The European Aviation Safety Agency (EASA) is poised to become the first airworthiness body to ban older versions of Robinson Helicopter R22 rotor blades, linked to fatal accidents in Australasia and Israel.

EASA will publish an airworthiness directive (AD) as early as this week requiring operators to remove and ban -2 blades and replace them with newer -4 blades, as used on the four-seat R44. The move goes further than the US Federal Aviation Administration's AD issued in June last year, which reduced the life of the older-generation blades.

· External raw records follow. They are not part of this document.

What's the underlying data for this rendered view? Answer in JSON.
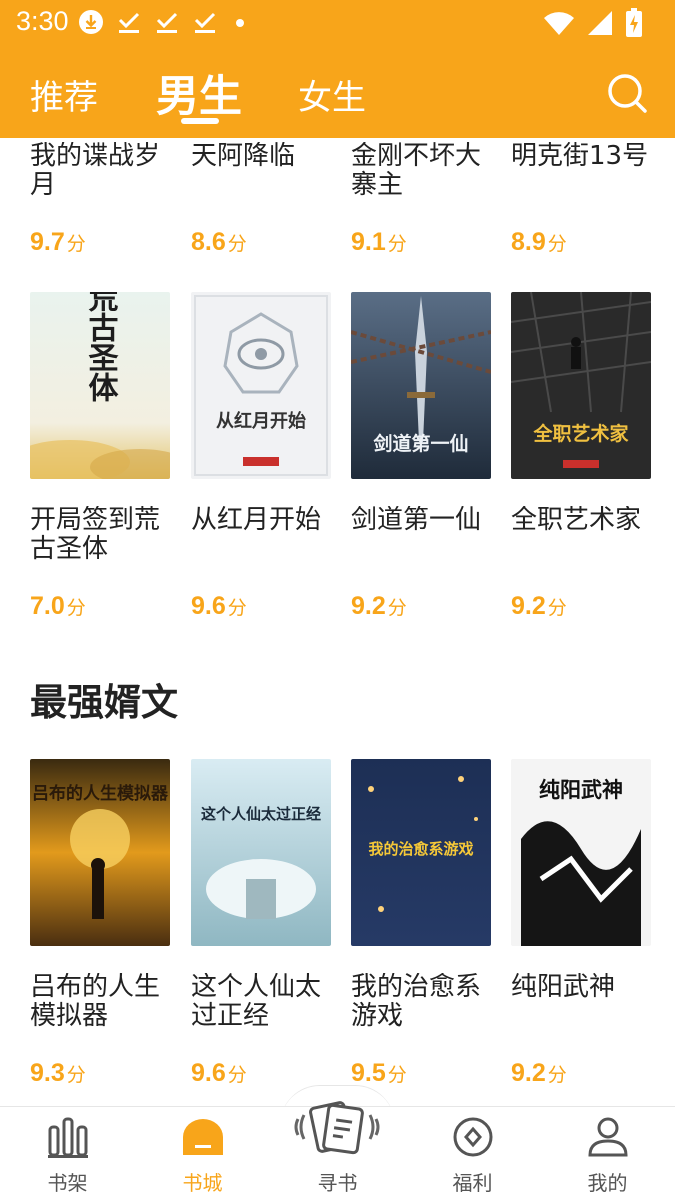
{
  "status_bar": {
    "time": "3:30"
  },
  "top_nav": {
    "tabs": [
      {
        "label": "推荐",
        "active": false
      },
      {
        "label": "男生",
        "active": true
      },
      {
        "label": "女生",
        "active": false
      }
    ],
    "accent_color": "#f8a51a"
  },
  "books_row0": [
    {
      "title": "我的谍战岁月",
      "score": "9.7",
      "unit": "分"
    },
    {
      "title": "天阿降临",
      "score": "8.6",
      "unit": "分"
    },
    {
      "title": "金刚不坏大寨主",
      "score": "9.1",
      "unit": "分"
    },
    {
      "title": "明克街13号",
      "score": "8.9",
      "unit": "分"
    }
  ],
  "books_row1": [
    {
      "title": "开局签到荒古圣体",
      "score": "7.0",
      "unit": "分",
      "cover_text": "荒古圣体"
    },
    {
      "title": "从红月开始",
      "score": "9.6",
      "unit": "分",
      "cover_text": "从红月开始"
    },
    {
      "title": "剑道第一仙",
      "score": "9.2",
      "unit": "分",
      "cover_text": "剑道第一仙"
    },
    {
      "title": "全职艺术家",
      "score": "9.2",
      "unit": "分",
      "cover_text": "全职艺术家"
    }
  ],
  "section": {
    "title": "最强婿文"
  },
  "books_row2": [
    {
      "title": "吕布的人生模拟器",
      "score": "9.3",
      "unit": "分",
      "cover_text": "吕布的人生模拟器"
    },
    {
      "title": "这个人仙太过正经",
      "score": "9.6",
      "unit": "分",
      "cover_text": "这个人仙太过正经"
    },
    {
      "title": "我的治愈系游戏",
      "score": "9.5",
      "unit": "分",
      "cover_text": "我的治愈系游戏"
    },
    {
      "title": "纯阳武神",
      "score": "9.2",
      "unit": "分",
      "cover_text": "纯阳武神"
    }
  ],
  "bottom_nav": [
    {
      "label": "书架",
      "icon": "bookshelf-icon",
      "active": false
    },
    {
      "label": "书城",
      "icon": "bookstore-icon",
      "active": true
    },
    {
      "label": "寻书",
      "icon": "find-book-icon",
      "active": false
    },
    {
      "label": "福利",
      "icon": "welfare-icon",
      "active": false
    },
    {
      "label": "我的",
      "icon": "profile-icon",
      "active": false
    }
  ]
}
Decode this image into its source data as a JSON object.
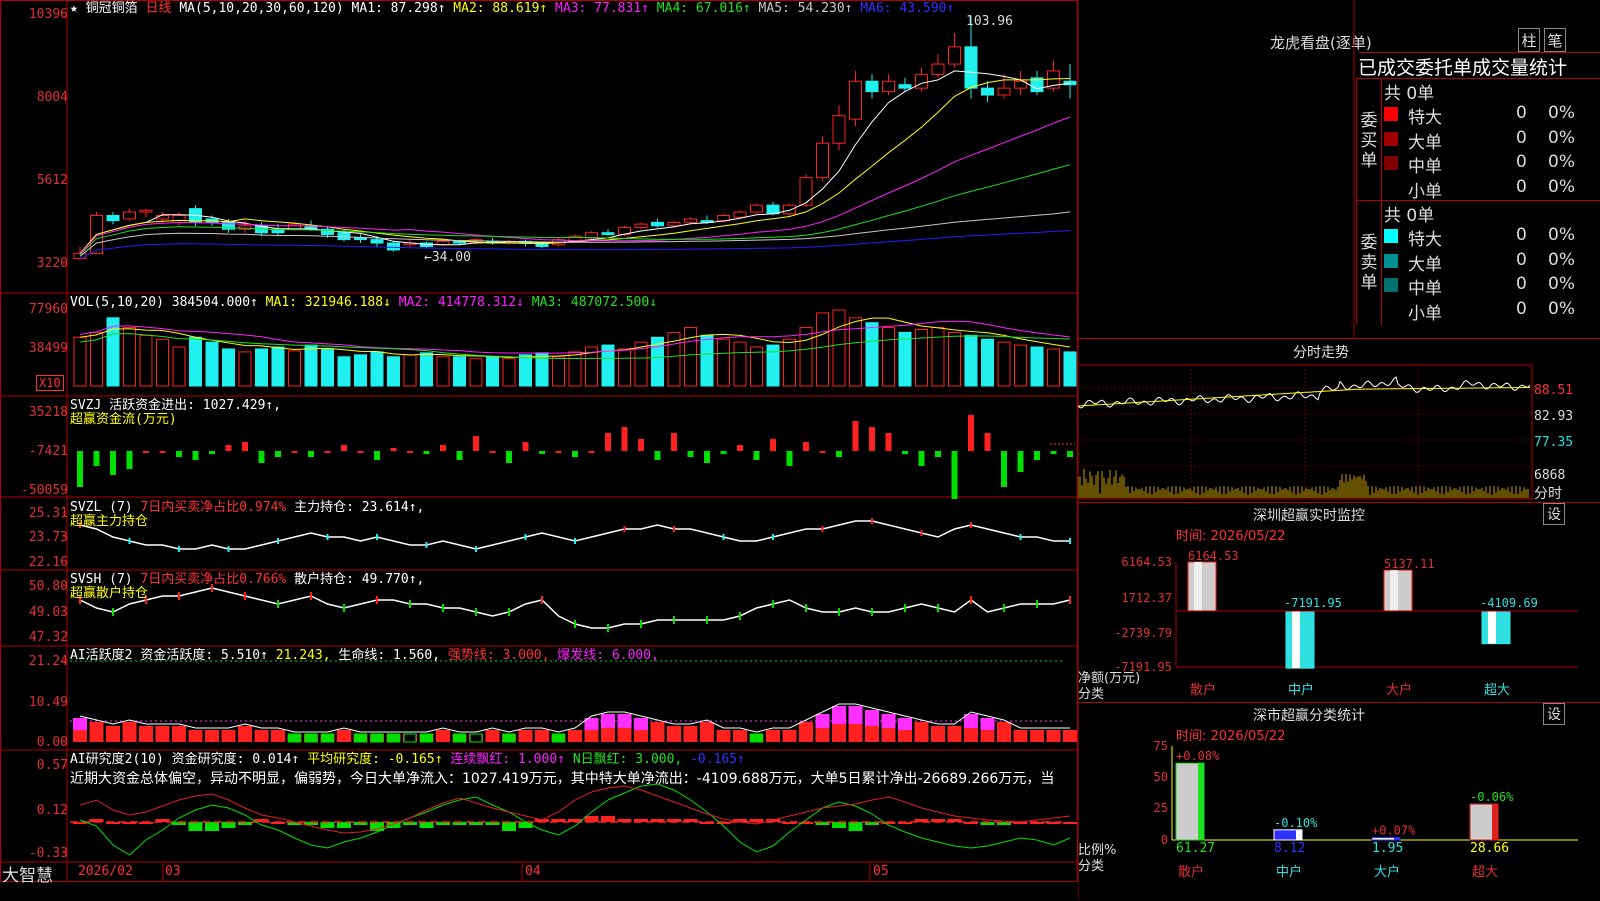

Robinson has already begun a blade replacement programme, offering the -4 blades at discounts of over 75% to most operators, detailed in a service bulletin issued in December. The European AD makes the bulletin compulsory, with July and December deadlines set for compliance depending on airframe age. Robinson vice-president for product support Kurt Robinson says the bulletin is a de facto ban in the USA as well, as operators will struggle to find insurance if they do not comply with manufacturer recommendations.

The EASA ban comes in the wake of evidence from Australian and Israeli accident investigators linking some crashes with fatigue cracks caused by internal corrosion of the blades (Flight International, 2-9 November 2004). Australia is home to a significant proportion of the non-US Robinson fleet, where the helicopter is used for agricultural work in hot and humid conditions. David Villiers, the Australian Civil Aviation Safety Authority's (CASA) head of airframe continuing airworthiness, says the body had also considered banning the older blades after reviewing the accident report from a June 2003 Sydney crash, but bowed instead to the FAA's advice.

Meanwhile, CASA is likely to mandate the fitting of tamper-proof time recorders on helicopters below 3,000kg (6,600lb) to eliminate the practice of over-hours flying, a factor in R22 crashes in Australia and New Zealand.